Hay quienes afirman que enamorarse es una adicción que, como la peste, nos afecta a casi todos y muy pocos consiguen escapar a esa fuerza invisible capaz de cambiar la vida de las personas y empujarlas a cometer actos insospechados y extremos.
La humanidad se mueve a partir de ese motor misterioso en el que juega un rol determinante el instinto de conservación de la especie, que nos semeja a los animales más primitivos.
Enamorarse es más complejo que la simple atracción entre personas de distinto sexo (o del mismo) afinidad de costumbres, inquietudes culturales, sociales o pretensiones intelectuales.
Tiene que ver con asuntos químicos que generan mayor producción de dopamina, que es un mensajero químico del sistema nervioso causante de sensaciones placenteras.
Por eso que no andan muy equivocados quienes reconocen ese componente que puede generar un nivel de adicción que cambia conductas y somete voluntades.

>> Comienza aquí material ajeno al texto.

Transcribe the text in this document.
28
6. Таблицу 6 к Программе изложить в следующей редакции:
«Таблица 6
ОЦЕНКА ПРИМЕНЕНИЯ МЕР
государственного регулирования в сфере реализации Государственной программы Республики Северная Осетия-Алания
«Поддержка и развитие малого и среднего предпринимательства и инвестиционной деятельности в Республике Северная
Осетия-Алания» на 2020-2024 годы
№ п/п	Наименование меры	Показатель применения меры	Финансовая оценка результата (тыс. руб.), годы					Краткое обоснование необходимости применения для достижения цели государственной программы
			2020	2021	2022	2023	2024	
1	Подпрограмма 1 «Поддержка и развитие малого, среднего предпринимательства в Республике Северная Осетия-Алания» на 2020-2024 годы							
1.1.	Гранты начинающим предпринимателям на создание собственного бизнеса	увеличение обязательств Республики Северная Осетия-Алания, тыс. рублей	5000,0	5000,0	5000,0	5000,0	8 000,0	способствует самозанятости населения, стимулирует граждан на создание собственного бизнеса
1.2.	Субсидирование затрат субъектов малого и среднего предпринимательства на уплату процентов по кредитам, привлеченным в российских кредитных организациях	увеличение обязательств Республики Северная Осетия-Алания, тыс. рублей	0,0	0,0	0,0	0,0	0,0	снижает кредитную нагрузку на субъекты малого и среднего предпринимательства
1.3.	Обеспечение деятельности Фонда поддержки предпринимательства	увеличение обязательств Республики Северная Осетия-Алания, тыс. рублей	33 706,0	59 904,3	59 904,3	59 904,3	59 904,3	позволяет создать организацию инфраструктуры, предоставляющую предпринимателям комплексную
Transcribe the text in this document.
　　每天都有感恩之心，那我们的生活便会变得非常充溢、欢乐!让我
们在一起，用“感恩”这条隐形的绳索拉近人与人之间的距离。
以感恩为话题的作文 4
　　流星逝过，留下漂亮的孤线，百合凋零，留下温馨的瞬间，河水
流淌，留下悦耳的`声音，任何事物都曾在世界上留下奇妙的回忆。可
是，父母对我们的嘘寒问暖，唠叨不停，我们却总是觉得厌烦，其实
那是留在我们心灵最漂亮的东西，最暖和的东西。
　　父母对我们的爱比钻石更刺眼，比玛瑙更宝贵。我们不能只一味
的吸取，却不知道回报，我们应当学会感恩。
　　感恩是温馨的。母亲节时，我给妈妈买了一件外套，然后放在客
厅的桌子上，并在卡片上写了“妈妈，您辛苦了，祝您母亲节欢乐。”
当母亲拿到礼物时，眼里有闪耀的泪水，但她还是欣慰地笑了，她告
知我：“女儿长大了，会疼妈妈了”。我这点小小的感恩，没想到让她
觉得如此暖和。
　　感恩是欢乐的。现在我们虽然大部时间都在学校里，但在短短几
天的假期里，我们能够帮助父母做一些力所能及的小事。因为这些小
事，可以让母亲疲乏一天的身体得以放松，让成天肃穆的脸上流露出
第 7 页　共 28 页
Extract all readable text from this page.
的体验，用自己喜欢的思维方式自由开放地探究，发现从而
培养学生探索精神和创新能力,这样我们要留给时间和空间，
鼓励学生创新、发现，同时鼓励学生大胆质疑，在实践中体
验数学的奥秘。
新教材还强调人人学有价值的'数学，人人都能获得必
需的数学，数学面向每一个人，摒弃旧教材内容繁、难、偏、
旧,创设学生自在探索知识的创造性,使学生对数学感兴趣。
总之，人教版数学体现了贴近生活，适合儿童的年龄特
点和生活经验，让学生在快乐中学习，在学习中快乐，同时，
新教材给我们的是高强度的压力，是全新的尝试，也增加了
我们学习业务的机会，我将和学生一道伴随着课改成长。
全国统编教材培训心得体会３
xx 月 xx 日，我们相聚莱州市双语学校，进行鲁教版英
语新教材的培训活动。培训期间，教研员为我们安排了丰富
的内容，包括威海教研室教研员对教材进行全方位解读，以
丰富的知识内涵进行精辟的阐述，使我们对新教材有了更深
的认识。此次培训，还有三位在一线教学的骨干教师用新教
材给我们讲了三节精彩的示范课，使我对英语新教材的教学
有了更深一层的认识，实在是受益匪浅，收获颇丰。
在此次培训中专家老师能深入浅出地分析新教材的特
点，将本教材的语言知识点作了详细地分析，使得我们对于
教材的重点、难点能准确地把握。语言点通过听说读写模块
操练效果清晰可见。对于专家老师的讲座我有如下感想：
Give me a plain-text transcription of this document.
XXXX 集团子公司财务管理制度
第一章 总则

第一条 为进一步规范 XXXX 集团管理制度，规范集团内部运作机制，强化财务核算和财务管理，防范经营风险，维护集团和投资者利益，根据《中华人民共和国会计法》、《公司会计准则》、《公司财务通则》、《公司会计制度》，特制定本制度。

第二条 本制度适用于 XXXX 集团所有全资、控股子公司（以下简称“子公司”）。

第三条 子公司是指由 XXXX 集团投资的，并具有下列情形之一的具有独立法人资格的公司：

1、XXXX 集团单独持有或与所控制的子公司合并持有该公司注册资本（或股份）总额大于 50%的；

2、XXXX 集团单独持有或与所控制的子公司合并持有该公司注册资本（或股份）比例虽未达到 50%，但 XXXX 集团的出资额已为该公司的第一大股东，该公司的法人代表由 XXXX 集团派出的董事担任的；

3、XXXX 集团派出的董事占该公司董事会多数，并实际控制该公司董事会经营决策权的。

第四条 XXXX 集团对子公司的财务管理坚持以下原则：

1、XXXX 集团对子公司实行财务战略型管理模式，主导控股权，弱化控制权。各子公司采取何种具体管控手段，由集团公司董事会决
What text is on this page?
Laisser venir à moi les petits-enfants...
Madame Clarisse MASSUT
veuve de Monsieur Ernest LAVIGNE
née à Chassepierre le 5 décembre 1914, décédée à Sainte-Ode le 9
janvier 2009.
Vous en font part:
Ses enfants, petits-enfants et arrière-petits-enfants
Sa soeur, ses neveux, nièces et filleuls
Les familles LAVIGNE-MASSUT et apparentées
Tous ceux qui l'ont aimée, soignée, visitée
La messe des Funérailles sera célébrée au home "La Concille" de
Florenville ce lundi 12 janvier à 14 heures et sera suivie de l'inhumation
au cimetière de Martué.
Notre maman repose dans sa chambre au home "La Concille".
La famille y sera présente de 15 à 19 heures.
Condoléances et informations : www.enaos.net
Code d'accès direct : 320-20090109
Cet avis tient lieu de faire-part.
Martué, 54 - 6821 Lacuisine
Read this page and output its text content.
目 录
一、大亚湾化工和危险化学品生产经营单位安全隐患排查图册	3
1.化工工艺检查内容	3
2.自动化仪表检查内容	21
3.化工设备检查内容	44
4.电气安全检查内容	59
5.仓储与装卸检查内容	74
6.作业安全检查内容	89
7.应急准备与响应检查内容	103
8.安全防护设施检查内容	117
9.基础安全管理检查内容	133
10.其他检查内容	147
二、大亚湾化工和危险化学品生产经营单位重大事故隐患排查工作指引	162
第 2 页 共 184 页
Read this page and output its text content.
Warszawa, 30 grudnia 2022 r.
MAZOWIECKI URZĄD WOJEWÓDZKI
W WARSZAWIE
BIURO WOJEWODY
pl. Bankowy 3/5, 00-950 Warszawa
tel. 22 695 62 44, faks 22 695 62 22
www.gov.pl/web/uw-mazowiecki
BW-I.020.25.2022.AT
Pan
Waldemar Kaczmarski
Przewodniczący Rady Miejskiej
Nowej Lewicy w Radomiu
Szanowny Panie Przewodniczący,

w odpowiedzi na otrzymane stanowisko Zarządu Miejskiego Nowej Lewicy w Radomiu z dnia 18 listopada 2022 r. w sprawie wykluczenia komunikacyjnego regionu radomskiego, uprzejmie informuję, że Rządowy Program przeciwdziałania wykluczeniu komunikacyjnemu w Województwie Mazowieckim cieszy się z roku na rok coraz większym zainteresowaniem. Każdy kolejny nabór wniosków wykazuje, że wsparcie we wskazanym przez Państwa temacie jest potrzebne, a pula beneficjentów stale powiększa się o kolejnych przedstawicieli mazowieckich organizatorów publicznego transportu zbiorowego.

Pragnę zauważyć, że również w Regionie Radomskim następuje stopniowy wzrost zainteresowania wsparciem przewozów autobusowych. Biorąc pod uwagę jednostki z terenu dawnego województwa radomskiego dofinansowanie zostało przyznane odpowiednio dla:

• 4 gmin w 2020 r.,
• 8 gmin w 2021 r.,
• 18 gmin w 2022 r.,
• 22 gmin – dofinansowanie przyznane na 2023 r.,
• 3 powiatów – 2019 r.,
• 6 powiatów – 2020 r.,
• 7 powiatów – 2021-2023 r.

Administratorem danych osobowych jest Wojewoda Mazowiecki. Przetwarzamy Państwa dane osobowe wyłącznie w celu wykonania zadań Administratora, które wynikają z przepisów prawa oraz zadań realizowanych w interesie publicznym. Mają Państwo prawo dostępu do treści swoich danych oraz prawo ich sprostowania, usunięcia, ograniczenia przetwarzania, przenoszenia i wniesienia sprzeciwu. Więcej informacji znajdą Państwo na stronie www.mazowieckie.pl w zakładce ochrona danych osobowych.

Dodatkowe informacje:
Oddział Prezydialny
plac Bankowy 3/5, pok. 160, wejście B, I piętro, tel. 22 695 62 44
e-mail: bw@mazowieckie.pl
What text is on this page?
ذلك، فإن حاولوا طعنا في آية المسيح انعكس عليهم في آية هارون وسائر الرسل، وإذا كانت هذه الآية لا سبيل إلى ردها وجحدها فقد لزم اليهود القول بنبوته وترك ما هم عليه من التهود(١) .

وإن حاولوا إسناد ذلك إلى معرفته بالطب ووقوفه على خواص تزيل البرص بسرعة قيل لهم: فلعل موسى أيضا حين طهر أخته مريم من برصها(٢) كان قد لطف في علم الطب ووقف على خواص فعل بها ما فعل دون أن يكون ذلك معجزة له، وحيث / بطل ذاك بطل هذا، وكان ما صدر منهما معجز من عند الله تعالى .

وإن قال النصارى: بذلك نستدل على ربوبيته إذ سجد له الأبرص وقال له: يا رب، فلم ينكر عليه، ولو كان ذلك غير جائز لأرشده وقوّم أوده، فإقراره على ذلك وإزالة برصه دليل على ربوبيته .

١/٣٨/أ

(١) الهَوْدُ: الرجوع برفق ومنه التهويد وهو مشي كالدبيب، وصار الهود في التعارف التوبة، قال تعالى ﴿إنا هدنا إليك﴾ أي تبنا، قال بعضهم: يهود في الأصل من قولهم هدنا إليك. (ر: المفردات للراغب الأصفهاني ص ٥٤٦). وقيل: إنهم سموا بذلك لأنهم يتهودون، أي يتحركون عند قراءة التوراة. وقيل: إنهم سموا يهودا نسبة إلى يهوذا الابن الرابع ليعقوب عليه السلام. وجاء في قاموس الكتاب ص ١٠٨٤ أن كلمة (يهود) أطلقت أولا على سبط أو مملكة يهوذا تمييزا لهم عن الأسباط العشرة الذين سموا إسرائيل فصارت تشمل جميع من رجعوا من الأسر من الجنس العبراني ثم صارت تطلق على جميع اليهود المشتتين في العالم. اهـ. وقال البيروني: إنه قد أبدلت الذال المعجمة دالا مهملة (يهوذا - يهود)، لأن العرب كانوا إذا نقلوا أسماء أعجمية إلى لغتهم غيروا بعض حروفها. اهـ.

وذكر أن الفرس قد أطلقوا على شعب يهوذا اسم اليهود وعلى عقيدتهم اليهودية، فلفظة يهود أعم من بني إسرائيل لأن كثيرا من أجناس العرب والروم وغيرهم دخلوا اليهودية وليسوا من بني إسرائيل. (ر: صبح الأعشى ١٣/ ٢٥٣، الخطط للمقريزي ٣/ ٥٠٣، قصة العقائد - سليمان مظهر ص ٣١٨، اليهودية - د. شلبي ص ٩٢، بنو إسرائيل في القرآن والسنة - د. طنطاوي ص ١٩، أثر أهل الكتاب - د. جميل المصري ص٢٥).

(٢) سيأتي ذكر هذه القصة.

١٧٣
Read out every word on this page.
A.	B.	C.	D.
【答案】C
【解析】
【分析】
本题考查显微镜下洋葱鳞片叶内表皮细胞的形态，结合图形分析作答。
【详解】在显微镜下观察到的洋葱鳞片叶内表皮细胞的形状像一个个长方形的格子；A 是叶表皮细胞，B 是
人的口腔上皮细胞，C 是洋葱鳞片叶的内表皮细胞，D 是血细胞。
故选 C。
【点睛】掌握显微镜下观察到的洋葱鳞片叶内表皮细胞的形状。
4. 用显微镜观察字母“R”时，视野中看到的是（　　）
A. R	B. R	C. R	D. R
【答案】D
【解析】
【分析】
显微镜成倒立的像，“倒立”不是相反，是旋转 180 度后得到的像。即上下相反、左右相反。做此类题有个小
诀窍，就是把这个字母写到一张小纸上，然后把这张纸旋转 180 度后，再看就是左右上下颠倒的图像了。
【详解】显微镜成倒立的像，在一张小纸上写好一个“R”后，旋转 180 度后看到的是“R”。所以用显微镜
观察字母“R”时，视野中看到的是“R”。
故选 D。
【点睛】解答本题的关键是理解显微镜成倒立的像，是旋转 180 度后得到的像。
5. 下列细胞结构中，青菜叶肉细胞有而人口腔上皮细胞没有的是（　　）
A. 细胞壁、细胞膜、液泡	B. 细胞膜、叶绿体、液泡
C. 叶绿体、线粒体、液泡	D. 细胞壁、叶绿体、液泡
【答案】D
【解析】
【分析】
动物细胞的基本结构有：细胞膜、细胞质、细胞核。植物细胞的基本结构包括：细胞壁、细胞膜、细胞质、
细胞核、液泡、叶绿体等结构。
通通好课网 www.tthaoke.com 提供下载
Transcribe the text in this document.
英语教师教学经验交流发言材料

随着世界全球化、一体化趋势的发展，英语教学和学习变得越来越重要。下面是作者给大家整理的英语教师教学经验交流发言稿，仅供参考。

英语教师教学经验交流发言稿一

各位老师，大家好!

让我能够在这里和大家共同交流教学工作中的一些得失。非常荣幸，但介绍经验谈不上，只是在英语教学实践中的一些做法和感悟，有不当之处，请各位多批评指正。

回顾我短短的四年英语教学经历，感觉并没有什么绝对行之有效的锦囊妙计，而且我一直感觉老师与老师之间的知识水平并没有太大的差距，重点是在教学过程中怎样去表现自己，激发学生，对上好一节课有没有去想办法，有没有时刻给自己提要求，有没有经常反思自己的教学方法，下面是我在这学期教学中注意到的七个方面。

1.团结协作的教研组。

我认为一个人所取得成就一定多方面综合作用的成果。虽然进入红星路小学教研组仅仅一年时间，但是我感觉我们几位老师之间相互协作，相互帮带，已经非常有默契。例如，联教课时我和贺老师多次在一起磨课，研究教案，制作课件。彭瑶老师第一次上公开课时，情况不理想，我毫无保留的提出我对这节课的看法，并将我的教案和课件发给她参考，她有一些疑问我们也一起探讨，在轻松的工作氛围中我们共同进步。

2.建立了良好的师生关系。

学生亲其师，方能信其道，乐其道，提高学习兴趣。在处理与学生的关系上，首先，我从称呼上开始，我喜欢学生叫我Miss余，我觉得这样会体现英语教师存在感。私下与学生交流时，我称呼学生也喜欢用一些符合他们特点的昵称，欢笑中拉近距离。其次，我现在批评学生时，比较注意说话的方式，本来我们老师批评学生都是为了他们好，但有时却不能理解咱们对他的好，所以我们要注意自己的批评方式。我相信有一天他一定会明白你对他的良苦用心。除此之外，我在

San Valentín no conocía nada de eso es tal vez el santo más celebrado por los católicos pese a que la iglesia lo retiró del calendario litúrgico.
Fue un médico que se dedicó a predicar la palabra de Dios y se convirtió en mártir durante el imperio romano, decapitado por Claudio II “El gótico”, por atreverse a casar a soldados cuando estaba prohibido, debido a que el matrimonio los hacía vulnerables y menos atrevidos a la hora de enfrentar al enemigo.
Soldados enamorados exponían sus vidas y corrían peligro de ser asesinados como San Valentín, por culpa de ese sentimiento que, repito, puede ser más fuerte que nuestro instinto de supervivencia.
El día de los enamorados, con el tiempo, abrió sus brazos para festejar también la amistad, un sentimiento que igualmente hace más llevadera la vida entre las personas.
Desde aquí un fuerte abrazo a todos mis amigos y a los corazones enamorados.